Le PS veut relancer le débat sur l’euthanasie en légalisant l’"aide active à mourir".
Franchir une étape de plus vers la légalisation de l’euthanasie : tel est l’objectif du groupe socialiste, qui défendra à l’Assemblée nationale, jeudi 19 novembre, une proposition de loi sur le "droit de finir sa vie dans la dignité". Un texte qui autorise l’"aide active à mourir", et dont l’objectif affiché et de rouvrir le débat l’euthanasie.
Manuel Valls est le rapporteur du texte, signé par 129 autres députés socialistes sur 188, dont Laurent Fabius, Jean-Marc Ayrault ou Marisol Touraine. Mais au PS, comme ailleurs, il n’y a pas consensus sur la question.
Le député-maire d’Evry (Essonne) considère que la loi Leonetti de 2005 sur la fin de vie est une "avancée appréciable", mais une "démarche inaboutie". Ce texte interdit l’acharnement thérapeutique et autorise le soulagement de la douleur au risque d’abréger la vie, ce qui peut être assimilé à une euthanasie passive.
Mais depuis la mort de Chantal Sébire, cette femme atteinte d’une tumeur incurable au visage qui avait demandé en 2008 le droit de se voir prescrire une substance létale, le débat a rebondi. "La société avance plus vite que les parlementaires. Nous devons sortir de l’hypocrisie et légiférer", estime M. Valls. Avec un argument phare : "Sans qu’elle n’ait jamais été reconnue par la loi, l’euthanasie est une pratique courante, jugée avec clémence par les tribunaux." Il estime que le législateur ne peut laisser la jurisprudence "dire le cas par cas".
Si ces députés plaident pour le développement des soins palliatifs, ils considèrent que "cela ne répondra jamais à toutes les demandes des malades", citant ceux dont on ne parvient pas à soulager les souffrances et ceux refusant, comme Chantal Sébire, d’être plongés dans un état comateux.
Leur texte encadre donc l’"aide active à mourir" qui, contrairement à l’euthanasie passive, implique un geste actif administrant la mort. Serait concernée toute personne majeure, en phase avancée ou terminale d’une affection grave et incurable, qui lui inflige une souffrance physique ou psychique qui ne peut être apaisée ou serait jugée insupportable. Le malade ferait sa demande auprès de son médecin, qui devrait saisir trois autres praticiens pour vérifier le caractère libre, réfléchi et éclairé de la démarche.

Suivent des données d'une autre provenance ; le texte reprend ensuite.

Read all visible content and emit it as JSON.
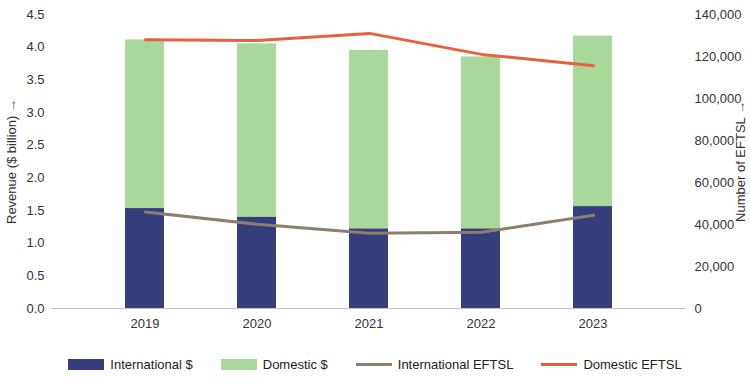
{
  "chart_data": {
    "type": "bar",
    "stacked": true,
    "grid": false,
    "legend": "bottom",
    "categories": [
      "2019",
      "2020",
      "2021",
      "2022",
      "2023"
    ],
    "ylabel": "Revenue ($ billion)",
    "y2label": "Number of EFTSL",
    "ylim": [
      0,
      4.5
    ],
    "yticks": [
      {
        "value": 0,
        "label": "0.0"
      },
      0.5,
      {
        "value": 1,
        "label": "1.0"
      },
      1.5,
      {
        "value": 2,
        "label": "2.0"
      },
      2.5,
      {
        "value": 3,
        "label": "3.0"
      },
      3.5,
      {
        "value": 4,
        "label": "4.0"
      },
      4.5
    ],
    "y2lim": [
      0,
      140000
    ],
    "y2ticks": [
      0,
      {
        "value": 20000,
        "label": "20,000"
      },
      {
        "value": 40000,
        "label": "40,000"
      },
      {
        "value": 60000,
        "label": "60,000"
      },
      {
        "value": 80000,
        "label": "80,000"
      },
      {
        "value": 100000,
        "label": "100,000"
      },
      {
        "value": 120000,
        "label": "120,000"
      },
      {
        "value": 140000,
        "label": "140,000"
      }
    ],
    "series": [
      {
        "name": "International $",
        "type": "bar",
        "color": "#353d7c",
        "values": [
          1.53,
          1.4,
          1.22,
          1.22,
          1.56
        ]
      },
      {
        "name": "Domestic $",
        "type": "bar",
        "color": "#a8d89a",
        "values": [
          2.58,
          2.65,
          2.73,
          2.63,
          2.61
        ]
      },
      {
        "name": "International EFTSL",
        "type": "line",
        "axis": "y2",
        "color": "#8c7f70",
        "values": [
          45900,
          40100,
          35800,
          36300,
          44400
        ]
      },
      {
        "name": "Domestic EFTSL",
        "type": "line",
        "axis": "y2",
        "color": "#e8603c",
        "values": [
          128000,
          127600,
          131000,
          121000,
          115600
        ]
      }
    ]
  }
}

Chaque dossier, après le décès, serait adressé à une commission de contrôle.
La proposition de loi crée aussi un registre national des "directives anticipées". Tout majeur pourrait engager cette démarche pour le cas où il serait un jour hors d’état de dire sa volonté, comme pour le don d’organes.

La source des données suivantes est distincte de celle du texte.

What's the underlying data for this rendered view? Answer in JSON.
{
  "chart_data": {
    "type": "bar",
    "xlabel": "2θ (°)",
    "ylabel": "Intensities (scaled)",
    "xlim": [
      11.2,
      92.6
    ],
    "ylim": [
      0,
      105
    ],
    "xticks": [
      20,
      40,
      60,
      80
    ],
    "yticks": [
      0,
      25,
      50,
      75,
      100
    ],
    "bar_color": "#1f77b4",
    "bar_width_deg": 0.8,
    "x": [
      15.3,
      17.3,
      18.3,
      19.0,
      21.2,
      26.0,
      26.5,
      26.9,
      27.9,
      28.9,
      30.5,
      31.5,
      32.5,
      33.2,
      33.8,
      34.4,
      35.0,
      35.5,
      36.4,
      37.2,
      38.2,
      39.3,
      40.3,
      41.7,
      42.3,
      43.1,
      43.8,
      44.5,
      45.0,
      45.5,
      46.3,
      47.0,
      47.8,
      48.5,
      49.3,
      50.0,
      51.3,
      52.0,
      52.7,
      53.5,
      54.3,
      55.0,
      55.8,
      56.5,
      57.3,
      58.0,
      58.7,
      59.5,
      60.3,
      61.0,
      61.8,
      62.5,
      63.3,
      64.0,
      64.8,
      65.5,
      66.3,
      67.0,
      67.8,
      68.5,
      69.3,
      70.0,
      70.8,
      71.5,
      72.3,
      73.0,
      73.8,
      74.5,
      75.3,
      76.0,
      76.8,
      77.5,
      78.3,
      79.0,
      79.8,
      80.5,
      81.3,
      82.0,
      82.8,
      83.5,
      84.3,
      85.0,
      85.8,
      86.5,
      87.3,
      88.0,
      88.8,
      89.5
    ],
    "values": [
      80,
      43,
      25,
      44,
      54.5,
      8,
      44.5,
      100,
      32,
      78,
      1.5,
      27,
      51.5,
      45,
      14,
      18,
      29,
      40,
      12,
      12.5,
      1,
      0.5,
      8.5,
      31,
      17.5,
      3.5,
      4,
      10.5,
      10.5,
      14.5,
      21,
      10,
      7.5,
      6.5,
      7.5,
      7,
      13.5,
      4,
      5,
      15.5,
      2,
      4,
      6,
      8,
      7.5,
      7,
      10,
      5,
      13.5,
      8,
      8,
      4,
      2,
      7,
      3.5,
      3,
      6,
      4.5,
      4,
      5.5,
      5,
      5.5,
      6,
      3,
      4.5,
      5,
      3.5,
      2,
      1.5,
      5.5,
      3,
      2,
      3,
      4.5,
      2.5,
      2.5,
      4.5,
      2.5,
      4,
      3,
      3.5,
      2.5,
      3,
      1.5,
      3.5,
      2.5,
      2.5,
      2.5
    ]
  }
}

De plus, un professionnel pourrait refuser d’apporter son concours, mais serait tenu d’orienter le patient vers un autre médecin. Enfin, une formation sur les conditions de réalisation de l’euthanasie serait assurée.
La démarche du PS, qui s’inspire des législations néerlandaise et belge, est soutenue par l’Association pour le droit de mourir dans la dignité (ADMD), qui milite pour la légalisation de l’euthanasie. "Ce texte ne sera bien sûr pas adopté, mais c’est extrêmement symbolique qu’il soit débattu", estime Jean-Luc Romero, son président.

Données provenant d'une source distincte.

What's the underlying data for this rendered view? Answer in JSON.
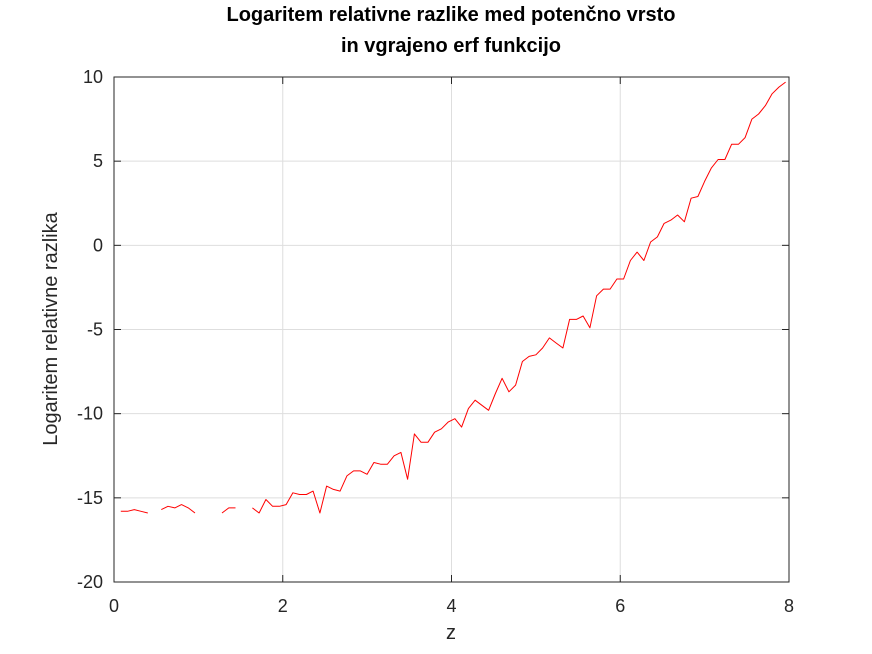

Il est au contraire combattu par les partisans des soins palliatifs. "Ce texte néglige la réalité sur le terrain et est très éloigné des besoins", estime ainsi le docteur Sylvain Pourchet, pour la Société française d’accompagnement et de soins palliatifs (SFAP). Responsable de l’unité de soins palliatifs de l’hôpital Paul-Brousse, à Villejuif (Val-de-Marne), le docteur Pourchet estime que l’aide active à mourir pourrait constituer un danger, parce qu’un malade peut être en "situation d’influence considérable, et que les familles ne sont pas forcément bienveillantes".
Le député UMP Jean Leonetti juge quant à lui que la proposition de loi socialiste ne permet pas d’aller plus loin que le texte qui porte son nom : "Il s’agit d’une autre loi. L’une accompagne le malade, l’autre abrège la vie. Les deux sont incompatibles."